事後推定ではなく、パラメーター事後分布について話す方が正しいと思います。表記を明確にするために、以下のσ ′ 2の素数は省略します。σ′2σ′2
仮定で配布され、N(0 、σ 2)、 -私はドロップμヒューリスティックの例を作るために今のところ-と1 / σ 2 = σ - 2として配布さΓ (α 、β )とは無関係であるX。XN(0,σ2)μ1/σ2=σ−2Γ(α,β)X
PDF 与えられたσ - 2はガウスであり、すなわちXσ−2
f(x|σ−2)=12πσ2−−−−√exp(−x22σ2).
関節PDF 、F (X 、σ - 2)乗じたF (X | σ - 2)により、G (σ - 2) -のPDF σ - 2。これは(X,σ−2)f(x,σ−2)f(x|σ−2)g(σ−2)σ−2
f(x,σ−2)=12πσ2−−−−√exp(−x22σ2)βαΓ(α)exp(−βσ2)1σ2(α−1).
同様の用語をグループ化し、これを次のように書き換えることができます
f(x,σ−2)∝σ−2(α−1/2)exp(−σ−2(β+x2/2)).
事後分布定義によってのPDFであるσ - 2所与のx、あるF (X 、σ - 2)/ F (X )ベイズの公式によって。
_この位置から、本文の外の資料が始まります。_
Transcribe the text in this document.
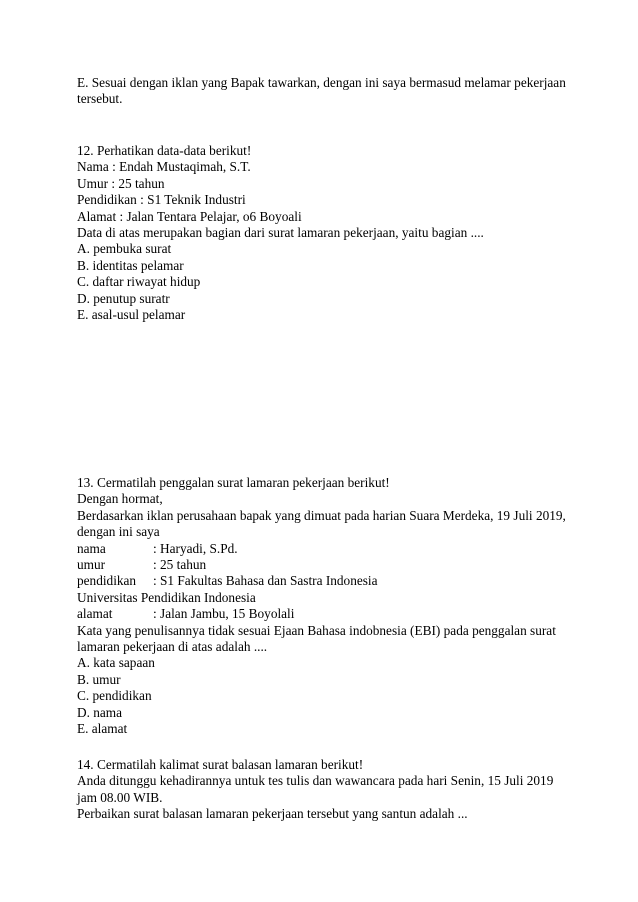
E. Sesuai dengan iklan yang Bapak tawarkan, dengan ini saya bermasud melamar pekerjaan tersebut.
12. Perhatikan data-data berikut!
Nama : Endah Mustaqimah, S.T.
Umur : 25 tahun
Pendidikan : S1 Teknik Industri
Alamat : Jalan Tentara Pelajar, o6 Boyoali
Data di atas merupakan bagian dari surat lamaran pekerjaan, yaitu bagian ....
A. pembuka surat
B. identitas pelamar
C. daftar riwayat hidup
D. penutup suratr
E. asal-usul pelamar
13. Cermatilah penggalan surat lamaran pekerjaan berikut!
Dengan hormat,
Berdasarkan iklan perusahaan bapak yang dimuat pada harian Suara Merdeka, 19 Juli 2019, dengan ini saya
nama	: Haryadi, S.Pd.
umur	: 25 tahun
pendidikan	: S1 Fakultas Bahasa dan Sastra Indonesia
Universitas Pendidikan Indonesia
alamat	: Jalan Jambu, 15 Boyolali
Kata yang penulisannya tidak sesuai Ejaan Bahasa indobnesia (EBI) pada penggalan surat lamaran pekerjaan di atas adalah ....
A. kata sapaan
B. umur
C. pendidikan
D. nama
E. alamat
14. Cermatilah kalimat surat balasan lamaran berikut!
Anda ditunggu kehadirannya untuk tes tulis dan wawancara pada hari Senin, 15 Juli 2019 jam 08.00 WIB.
Perbaikan surat balasan lamaran pekerjaan tersebut yang santun adalah ...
あなたの質問1.に答えるために私が表現する方法があると思いませんF (σ - 2 | xは)からF (X 、σ - 2)σ−2σ−2xf(x,σ−2)/f(x)f(σ−2|x)f(x,σ−2)ベイズの公式を使用せずに。計算では、我々は次のようになりますことを何か上記の式で認識ように統合する機能、σを- 2得るためにアウトfは(xは)非常に簡単です。Γσ−2f(x)
f(x)∝(β+x2/2)−(α+1/2),
だから分割することで
f(σ−2|x)∝(β+x2/2)(σ−2(β+x2/2))α−1/2exp(−σ−2(β+x2/2))∝(σ−2(β+x2/2))α−1/2exp(−σ−2(β+x2/2)).
そして、ここで最後の式で、我々は認識パラメータを持つ分布(α + 1 / 2 、β + X 2 / 2 )。Γ(α + 1 / 2 、β+ x2/ 2)
あなたはIIDのサンプルがある場合は、すべてのアウト統合することで、σ - 2私を、あなたが得るでしょうfは(X 1、。。。、xはN)、次いで及びfは(σ - 2 1、。。。((x1、σ− 21)、。。。、(xん、σ− 2ん))σ− 2私f(x1、。。。、xん)次の項の積として:f(σ− 21、。。。、σ− 2ん| バツ1、。。。、xん)
f(σ−21,...,σ−2n|x1,...,xn)∝∏i=1n(σ−2i(β+x2i/2))α−1/2exp(−σ−2i(β+x2i/2)),
変数の積です。そして、我々はためた多数のここで立ち往生しているσ - 2 I。さらに、これらの独立したΓ変数の平均の分布は、計算するのが簡単ではありません。Γσ−2iΓ
しかし、我々はすべての観測がいることを前提とした場合同じ値を共有σを- 2(あなたのケースのように思われる)すなわちの値ということσ - 2から一度だけ引かれたΓ (α 、β )と、すべてのことX 私は、その後のその値で描画されたσ - 2、我々は得ますxiσ−2σ−2Γ(α,β)xiσ−2
f(x1,...,xn,σ−2)∝σ−2(α+n/2)exp(−σ−2(β+12∑i=1nx2i))、
そこから私たちはの事後分布導出ベイズの公式を適用することによって、あなたの数式1のようにします。σ− 2
の事後分布は、αとβ、以前のパラメーター、サンプルサイズnおよび観測された二乗の合計に依存するΓです。以前の平均σ - 2であるα / β及び分散であるα / β 2そうであれば、α = βと値が非常に小さく、前は約非常に少ない情報担持σ - 2σ− 2Γαβんσ− 2α / βα / β2α = βσ− 2分散が大きくなるからです。値が小さい場合は、上記の方程式からそれらを削除すると、方程式3になります。
ΓS2σ2
質問2.については、もちろん、以前の実験で得られた値を事前値として使用できます。上記ではベイジアンと頻度主義の解釈の類似点を確立したので、詳しく説明すると、小さなサンプルサイズから分散を計算し、さらに多くのデータポイントを収集するようなものです。捨てるのではなく、分散の推定値を更新します。最初のデータポイント。
あなたの質問について3.私は、Hogg、McKean、Craigによる「Introduction to Mathematical Statistics」が好きです。これは、通常、これらの方程式を導き出す方法の詳細を提供します。